Patient consultants at Aloha Green’s dispensary also educate patients about the state’s rigorous testing processes, safety standards and the benefits of cannabis.

“That’s a level of transparency you don’t get from the black market,” Cho said.

Education also is a priority for CannaCraft’s extensive product lineup, said Hunter, the co-CEO.

“Our strategy for competing with the black market is similar to what we’ve done to compete with inferior products in the existing market place,” Hunter added. “We have spent a great deal of time laying out the differences in strain effects, the medicinal benefits of individual terpenes and the benefits of the various applications.”

CannaCraft also educates consumers on the pesticides or additives that may contaminate black-market product.

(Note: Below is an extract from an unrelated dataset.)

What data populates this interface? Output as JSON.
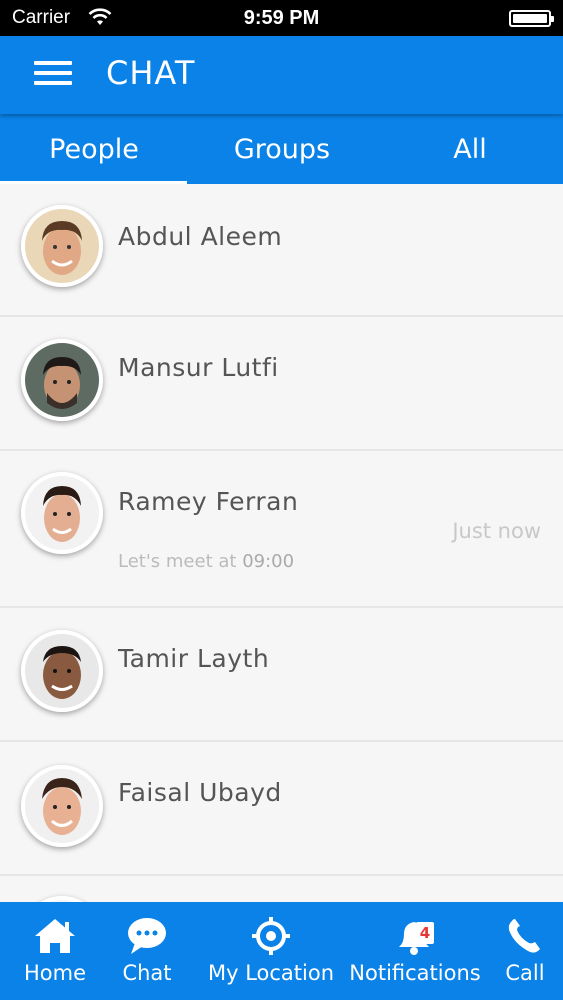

“Once the customer knows why a product is being offered for a cheaper price, a lot of the time the inferior product becomes much less appealing and the customer is willing to pay more for a safe and effective product,” Hunter said.

Education around infused products and extractions is also critical, particularly because those products amount to about half the regulated market’s sales in Colorado, said Kevin Gallagher, the executive director of Colorado’s Cannabis Business Alliance, which creates print materials on safe consumption as well as edible and concentrate dosing for dispensaries to share with consumers.

Whether extracts are manufactured with butane or CO2, they’re safer when they’re produced for the regulated market by trained professionals, Gallagher said – and it’s important for that information to be shared with consumers.

Black-market producers don’t pay for testing, compliance or adequate technology to create safe extractions. And butane-based extractions that aren’t in properly ventilated spaces compromise the product and create a safety hazard, he said.

In Colorado, solvent-based infused products are tested for potency and residual solvents, and water-based concentrates are tested for potency and microbials. Those tests ensure consistent, safe products make it to market, Gallagher said.

“With the regulated market, you get the assurance of a safe product,” he said. “It goes through more testing than your grapes at the local grocery store.”